A top Kurdish counter-terrorism official said on Monday that he was 99 per cent sure that Daish leader Abu Bakr Al Baghdadi was alive and located south of the Syrian city of Raqa, despite reports that he had been killed.

“Baghdadi is definitely alive. He is not dead. We have information that he is alive. We believe 99 per cent he is alive,” Lahur Talabany said in an interview.

“Don’t forget his roots go back to Al Qaeda days in Iraq. He was hiding from security services. He knows what he is doing.”

The secretive Daish leader has frequently been reported killed or wounded since he climbed up to the pulpit of a mosque in Mosul in 2014 and declared a caliphate with himself the leader of all Muslims.
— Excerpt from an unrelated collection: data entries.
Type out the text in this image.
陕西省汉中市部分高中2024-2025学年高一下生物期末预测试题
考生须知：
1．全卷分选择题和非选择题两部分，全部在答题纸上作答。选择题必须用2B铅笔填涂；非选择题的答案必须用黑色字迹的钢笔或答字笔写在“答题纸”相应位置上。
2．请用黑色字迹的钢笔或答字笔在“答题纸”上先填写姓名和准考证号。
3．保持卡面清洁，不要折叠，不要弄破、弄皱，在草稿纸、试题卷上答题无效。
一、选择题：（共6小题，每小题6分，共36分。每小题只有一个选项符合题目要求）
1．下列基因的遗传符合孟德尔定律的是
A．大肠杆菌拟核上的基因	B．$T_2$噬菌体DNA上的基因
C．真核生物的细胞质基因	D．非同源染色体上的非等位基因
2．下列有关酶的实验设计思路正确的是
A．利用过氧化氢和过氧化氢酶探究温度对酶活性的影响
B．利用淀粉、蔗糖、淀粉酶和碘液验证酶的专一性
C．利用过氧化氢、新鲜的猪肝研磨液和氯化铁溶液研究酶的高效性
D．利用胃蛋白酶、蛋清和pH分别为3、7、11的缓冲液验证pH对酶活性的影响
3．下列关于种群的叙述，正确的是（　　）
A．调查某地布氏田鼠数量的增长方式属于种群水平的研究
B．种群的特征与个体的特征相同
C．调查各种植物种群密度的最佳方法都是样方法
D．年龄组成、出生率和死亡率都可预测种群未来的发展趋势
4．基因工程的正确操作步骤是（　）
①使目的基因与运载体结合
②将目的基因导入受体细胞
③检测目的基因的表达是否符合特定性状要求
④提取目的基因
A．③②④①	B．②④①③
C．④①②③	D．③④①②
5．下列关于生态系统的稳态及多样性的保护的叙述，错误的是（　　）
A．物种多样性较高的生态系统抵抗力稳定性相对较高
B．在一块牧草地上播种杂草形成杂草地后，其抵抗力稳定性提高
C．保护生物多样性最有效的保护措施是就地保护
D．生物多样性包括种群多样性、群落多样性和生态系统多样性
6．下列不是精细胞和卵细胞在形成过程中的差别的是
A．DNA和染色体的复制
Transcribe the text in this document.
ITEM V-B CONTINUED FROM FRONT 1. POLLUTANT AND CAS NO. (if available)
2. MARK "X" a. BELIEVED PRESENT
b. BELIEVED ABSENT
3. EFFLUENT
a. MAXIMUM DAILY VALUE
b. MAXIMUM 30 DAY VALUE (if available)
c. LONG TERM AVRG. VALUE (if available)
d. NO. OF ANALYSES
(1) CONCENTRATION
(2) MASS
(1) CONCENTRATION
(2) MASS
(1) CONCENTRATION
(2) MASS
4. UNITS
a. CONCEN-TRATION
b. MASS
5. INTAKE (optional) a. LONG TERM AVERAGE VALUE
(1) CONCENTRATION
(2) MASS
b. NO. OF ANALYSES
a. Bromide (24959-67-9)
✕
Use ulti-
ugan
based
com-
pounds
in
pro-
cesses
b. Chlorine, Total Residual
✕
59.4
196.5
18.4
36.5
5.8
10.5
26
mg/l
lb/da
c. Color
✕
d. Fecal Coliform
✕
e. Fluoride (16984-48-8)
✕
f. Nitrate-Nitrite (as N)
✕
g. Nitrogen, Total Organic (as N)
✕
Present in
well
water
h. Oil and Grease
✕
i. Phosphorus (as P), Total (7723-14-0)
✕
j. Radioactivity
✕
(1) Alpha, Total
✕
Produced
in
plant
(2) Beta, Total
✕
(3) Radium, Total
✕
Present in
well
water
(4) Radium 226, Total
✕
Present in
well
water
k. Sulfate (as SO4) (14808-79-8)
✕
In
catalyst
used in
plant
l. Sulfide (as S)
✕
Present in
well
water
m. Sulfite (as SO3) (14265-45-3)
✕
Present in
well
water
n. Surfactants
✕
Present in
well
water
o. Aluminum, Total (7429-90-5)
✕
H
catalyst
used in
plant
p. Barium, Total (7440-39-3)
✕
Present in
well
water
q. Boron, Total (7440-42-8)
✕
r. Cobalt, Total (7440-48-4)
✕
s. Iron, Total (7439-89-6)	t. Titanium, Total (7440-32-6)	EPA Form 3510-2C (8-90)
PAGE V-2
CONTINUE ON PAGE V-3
After leading his fighters on a sweep through northern Iraq, Baghdadi attempted to create a self-sustaining modern-day caliphate in parts of Iraq and Syria.

He is now a man on the run, but still a cunning foe, said Talabany, who as part of the international coalition against the Daish has been at the forefront of efforts to track Baghdadi down.

“He is not an easy figure. He has years of experience in hiding and getting away from the security services,” Talabany said.

“The territory they control right now, still to this day, is very tough territory. It is still not the end of the game for the Daish. Even though they have lost almost all of Mosul and they are getting ready to lose Raqa as well.”

Iraqi security forces have ended three years of Daish rule in the Iraqi city of Mosul, and the group is under growing pressure in Raqa – former strongholds in the militants’ crumbling caliphate.

Talabany said the Daish was now shifting tactics despite low morale and it would take three or four years to eliminate the group as it takes to the mountains and deserts to stage hit and run attacks and unleash suicide bombers.

“They are getting ready for a different fight I think. We have a lot tougher days ahead of us than people think. “Al Qaeda is on steroids,” said Talabany.

“We saw why they were smarter. Al Qaeda never controlled any territory. They will be smarter.”

Numerous reports suggesting that Baghdadi had been killed have raised questions about who might replace him as head of a diverse group comprised Iraqis and other Arabs as well as hardcore foreign fighters.

Iraqi intelligence officers who served under Saddam Hussein have been described as the military strategists instrumental in creating a Daish reign of terror.